Mercredi 20 mai, nous partons à la découverte de l’anse Chevalier. Une sorte de mirador offre un beau point de vue sur l’îlet Chevalier, et l’anse protégée par ce dernier.
Nous rejoignons l’anse Michel, à travers la forêt sèche derrière la plage : un figuier maudit magnifique s’impose au détour du sentier.
Ce ficus émet des racines aériennes depuis ses branches, qui viennent se fixer dans le sol.

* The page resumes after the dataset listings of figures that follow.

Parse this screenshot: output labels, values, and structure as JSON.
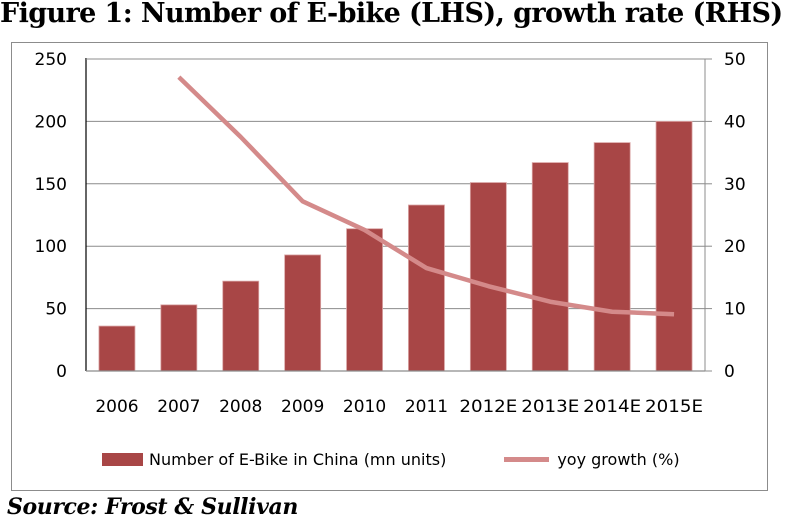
{
  "figure": {
    "title": "Figure 1: Number of E-bike (LHS), growth rate (RHS)",
    "source": "Source: Frost & Sullivan"
  },
  "colors": {
    "bar": "#a84646",
    "line": "#d48a8a",
    "grid": "#8c8c8c",
    "axis": "#000000"
  },
  "chart_data": {
    "type": "bar",
    "title": "Figure 1: Number of E-bike (LHS), growth rate (RHS)",
    "xlabel": "",
    "ylabel": "",
    "categories": [
      "2006",
      "2007",
      "2008",
      "2009",
      "2010",
      "2011",
      "2012E",
      "2013E",
      "2014E",
      "2015E"
    ],
    "series": [
      {
        "name": "Number of E-Bike in China (mn units)",
        "type": "bar",
        "axis": "left",
        "values": [
          36,
          53,
          72,
          93,
          114,
          133,
          151,
          167,
          183,
          200
        ]
      },
      {
        "name": "yoy growth (%)",
        "type": "line",
        "axis": "right",
        "values": [
          null,
          47.1,
          37.5,
          27.2,
          22.6,
          16.5,
          13.6,
          11.1,
          9.5,
          9.1
        ]
      }
    ],
    "ylim": [
      0,
      250
    ],
    "yticks": [
      0,
      50,
      100,
      150,
      200,
      250
    ],
    "y2lim": [
      0,
      50
    ],
    "y2ticks": [
      0,
      10,
      20,
      30,
      40,
      50
    ],
    "grid": true,
    "legend": "bottom"
  },
  "legend": {
    "bar_label": "Number of E-Bike in China (mn units)",
    "line_label": "yoy growth (%)"
  }
}
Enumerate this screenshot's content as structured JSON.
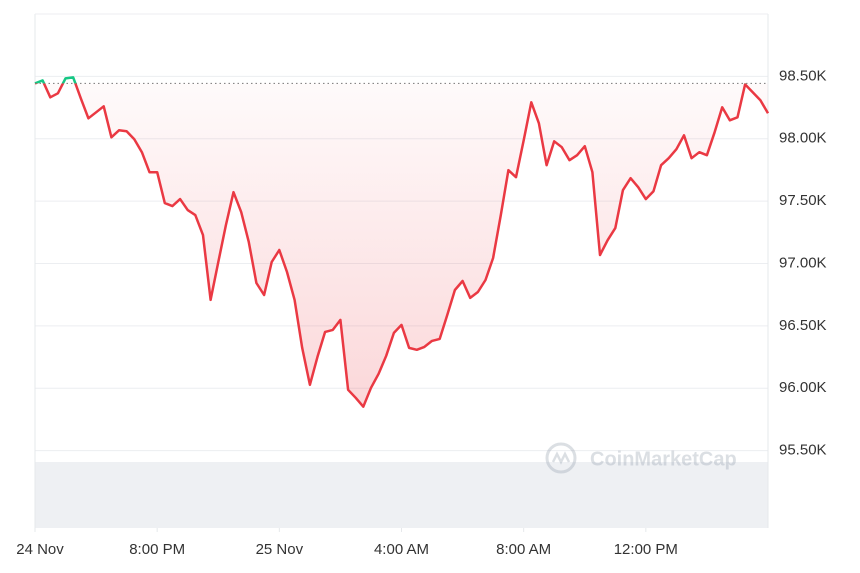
{
  "chart_data": {
    "type": "line",
    "watermark": "CoinMarketCap",
    "x": [
      16,
      16.25,
      16.5,
      16.75,
      17,
      17.25,
      17.5,
      17.75,
      18,
      18.25,
      18.5,
      18.75,
      19,
      19.25,
      19.5,
      19.75,
      20,
      20.25,
      20.5,
      20.75,
      21,
      21.25,
      21.5,
      21.75,
      22,
      22.25,
      22.5,
      22.75,
      23,
      23.25,
      23.5,
      23.75,
      24,
      24.25,
      24.5,
      24.75,
      25,
      25.25,
      25.5,
      25.75,
      26,
      26.25,
      26.5,
      26.75,
      27,
      27.25,
      27.5,
      27.75,
      28,
      28.25,
      28.5,
      28.75,
      29,
      29.25,
      29.5,
      29.75,
      30,
      30.25,
      30.5,
      30.75,
      31,
      31.25,
      31.5,
      31.75,
      32,
      32.25,
      32.5,
      32.75,
      33,
      33.25,
      33.5,
      33.75,
      34,
      34.25,
      34.5,
      34.75,
      35,
      35.25,
      35.5,
      35.75,
      36,
      36.25,
      36.5,
      36.75,
      37,
      37.25,
      37.5,
      37.75,
      38,
      38.25,
      38.5,
      38.75,
      39,
      39.25,
      39.5,
      39.75,
      40
    ],
    "values": [
      98444,
      98468,
      98332,
      98364,
      98484,
      98492,
      98324,
      98164,
      98212,
      98260,
      98012,
      98068,
      98060,
      97996,
      97892,
      97732,
      97732,
      97484,
      97460,
      97516,
      97428,
      97388,
      97228,
      96708,
      97012,
      97308,
      97572,
      97412,
      97172,
      96844,
      96748,
      97012,
      97108,
      96932,
      96708,
      96324,
      96028,
      96252,
      96452,
      96468,
      96548,
      95988,
      95924,
      95852,
      96004,
      96116,
      96260,
      96444,
      96508,
      96324,
      96308,
      96332,
      96380,
      96396,
      96588,
      96788,
      96860,
      96724,
      96772,
      96868,
      97044,
      97388,
      97748,
      97692,
      97988,
      98292,
      98124,
      97788,
      97980,
      97932,
      97828,
      97868,
      97940,
      97732,
      97068,
      97188,
      97284,
      97588,
      97684,
      97612,
      97516,
      97580,
      97788,
      97844,
      97916,
      98028,
      97844,
      97892,
      97868,
      98052,
      98252,
      98148,
      98172,
      98436,
      98372,
      98308,
      98204
    ],
    "reference": 98444,
    "color": "#ea3943",
    "up_color": "#16c784",
    "xlim": [
      16,
      40
    ],
    "xticks": [
      {
        "value": 16,
        "label": "24 Nov"
      },
      {
        "value": 20,
        "label": "8:00 PM"
      },
      {
        "value": 24,
        "label": "25 Nov"
      },
      {
        "value": 28,
        "label": "4:00 AM"
      },
      {
        "value": 32,
        "label": "8:00 AM"
      },
      {
        "value": 36,
        "label": "12:00 PM"
      }
    ],
    "ylim": [
      94880,
      99000
    ],
    "yticks": [
      {
        "value": 95500,
        "label": "95.50K"
      },
      {
        "value": 96000,
        "label": "96.00K"
      },
      {
        "value": 96500,
        "label": "96.50K"
      },
      {
        "value": 97000,
        "label": "97.00K"
      },
      {
        "value": 97500,
        "label": "97.50K"
      },
      {
        "value": 98000,
        "label": "98.00K"
      },
      {
        "value": 98500,
        "label": "98.50K"
      }
    ],
    "grid": true
  }
}
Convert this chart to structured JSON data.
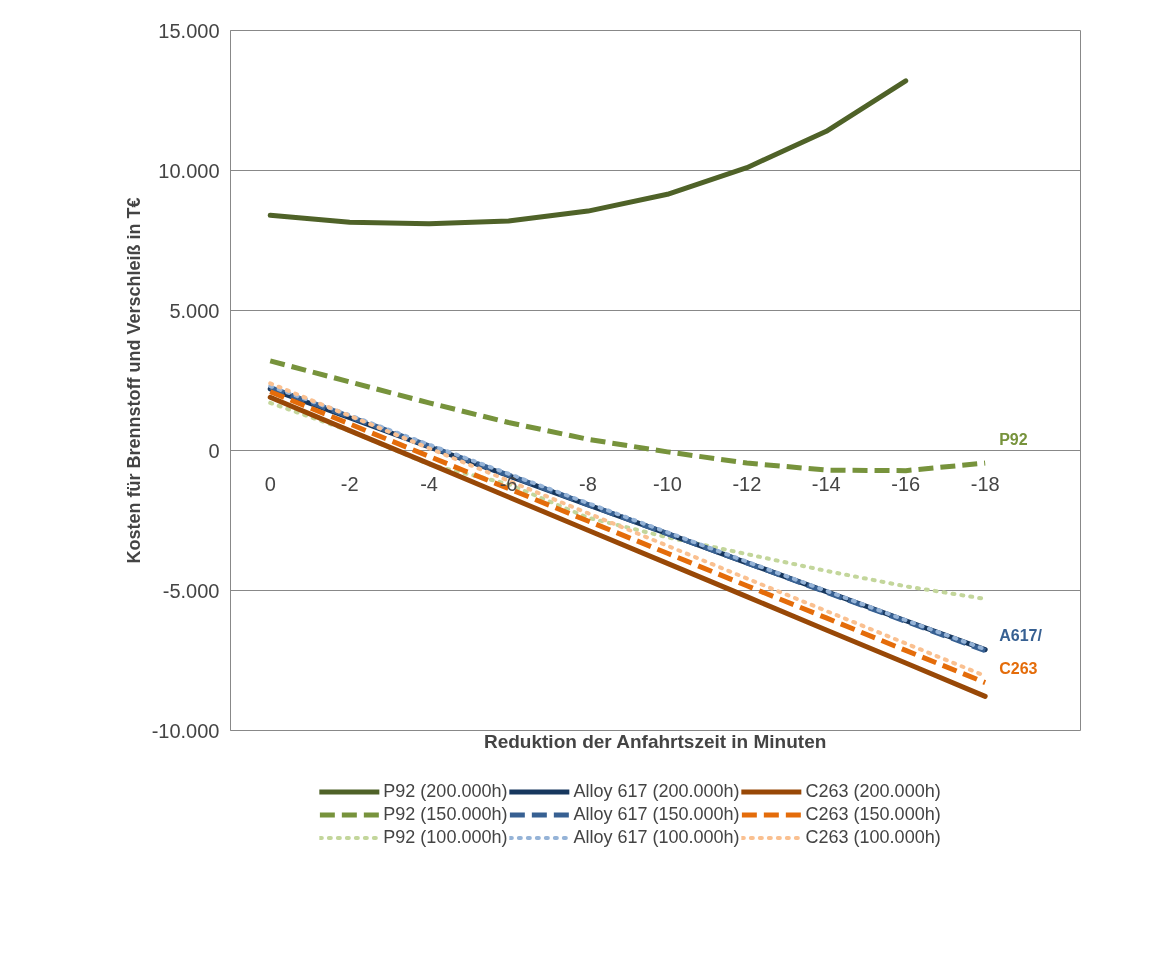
{
  "chart_data": {
    "type": "line",
    "xlabel": "Reduktion der Anfahrtszeit in Minuten",
    "ylabel": "Kosten für Brennstoff und Verschleiß in T€",
    "categories": [
      "0",
      "-2",
      "-4",
      "-6",
      "-8",
      "-10",
      "-12",
      "-14",
      "-16",
      "-18"
    ],
    "ylim": [
      -10000,
      15000
    ],
    "yticks": [
      {
        "value": -10000,
        "label": "-10.000"
      },
      {
        "value": -5000,
        "label": "-5.000"
      },
      0,
      {
        "value": 5000,
        "label": "5.000"
      },
      {
        "value": 10000,
        "label": "10.000"
      },
      {
        "value": 15000,
        "label": "15.000"
      }
    ],
    "grid": "y",
    "legend": "bottom",
    "series": [
      {
        "name": "P92 (200.000h)",
        "color": "#4f6228",
        "line_style": "solid",
        "values": [
          8400,
          8150,
          8100,
          8200,
          8550,
          9150,
          10100,
          11400,
          13200,
          null
        ]
      },
      {
        "name": "P92 (150.000h)",
        "color": "#77933c",
        "line_style": "dashed",
        "values": [
          3200,
          2450,
          1700,
          1000,
          400,
          -50,
          -450,
          -700,
          -720,
          -450
        ]
      },
      {
        "name": "P92 (100.000h)",
        "color": "#c3d69b",
        "line_style": "dotted",
        "values": [
          1700,
          700,
          -500,
          -1200,
          -2400,
          -3100,
          -3700,
          -4300,
          -4850,
          -5300
        ]
      },
      {
        "name": "Alloy 617 (200.000h)",
        "color": "#17375e",
        "line_style": "solid",
        "values": [
          2200,
          1170,
          130,
          -900,
          -1940,
          -2970,
          -4010,
          -5040,
          -6080,
          -7110
        ]
      },
      {
        "name": "Alloy 617 (150.000h)",
        "color": "#376092",
        "line_style": "dashed",
        "values": [
          2250,
          1210,
          160,
          -880,
          -1930,
          -2970,
          -4010,
          -5060,
          -6100,
          -7150
        ]
      },
      {
        "name": "Alloy 617 (100.000h)",
        "color": "#95b3d7",
        "line_style": "dotted",
        "values": [
          2300,
          1260,
          210,
          -830,
          -1880,
          -2920,
          -3970,
          -5010,
          -6060,
          -7100
        ]
      },
      {
        "name": "C263 (200.000h)",
        "color": "#984807",
        "line_style": "solid",
        "values": [
          1900,
          710,
          -470,
          -1660,
          -2850,
          -4030,
          -5220,
          -6410,
          -7590,
          -8780
        ]
      },
      {
        "name": "C263 (150.000h)",
        "color": "#e46c0a",
        "line_style": "dashed",
        "values": [
          2100,
          950,
          -210,
          -1360,
          -2520,
          -3670,
          -4830,
          -5980,
          -7140,
          -8290
        ]
      },
      {
        "name": "C263 (100.000h)",
        "color": "#fac090",
        "line_style": "dotted",
        "values": [
          2400,
          1240,
          80,
          -1080,
          -2240,
          -3400,
          -4570,
          -5730,
          -6890,
          -8050
        ]
      }
    ],
    "annotations": [
      "P92",
      "A617/",
      "C263"
    ]
  }
}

Ces ficus peuvent se développer comme une plante épiphyte, c’est-à-dire qu’elle se développe sur un autre tronc, un mur, et développent des racines qui atteignent le sol, enserrent le porteur pour le faire dépérir ; ce sont alors des figuiers étrangleurs.
En arrivant sur le sable, les « Touloulou » prennent la fuite à notre passage, non sans avoir levé leurs pinces pour se défendre…
La plage de sable blanc est magnifique, relativement protégée de la force de l’Océan par les récifs coralliens ; elle méritera que nous y revenions avec nos compagnons de confinement pour un pique-nique dès que les règles sanitaires seront un peu allégées.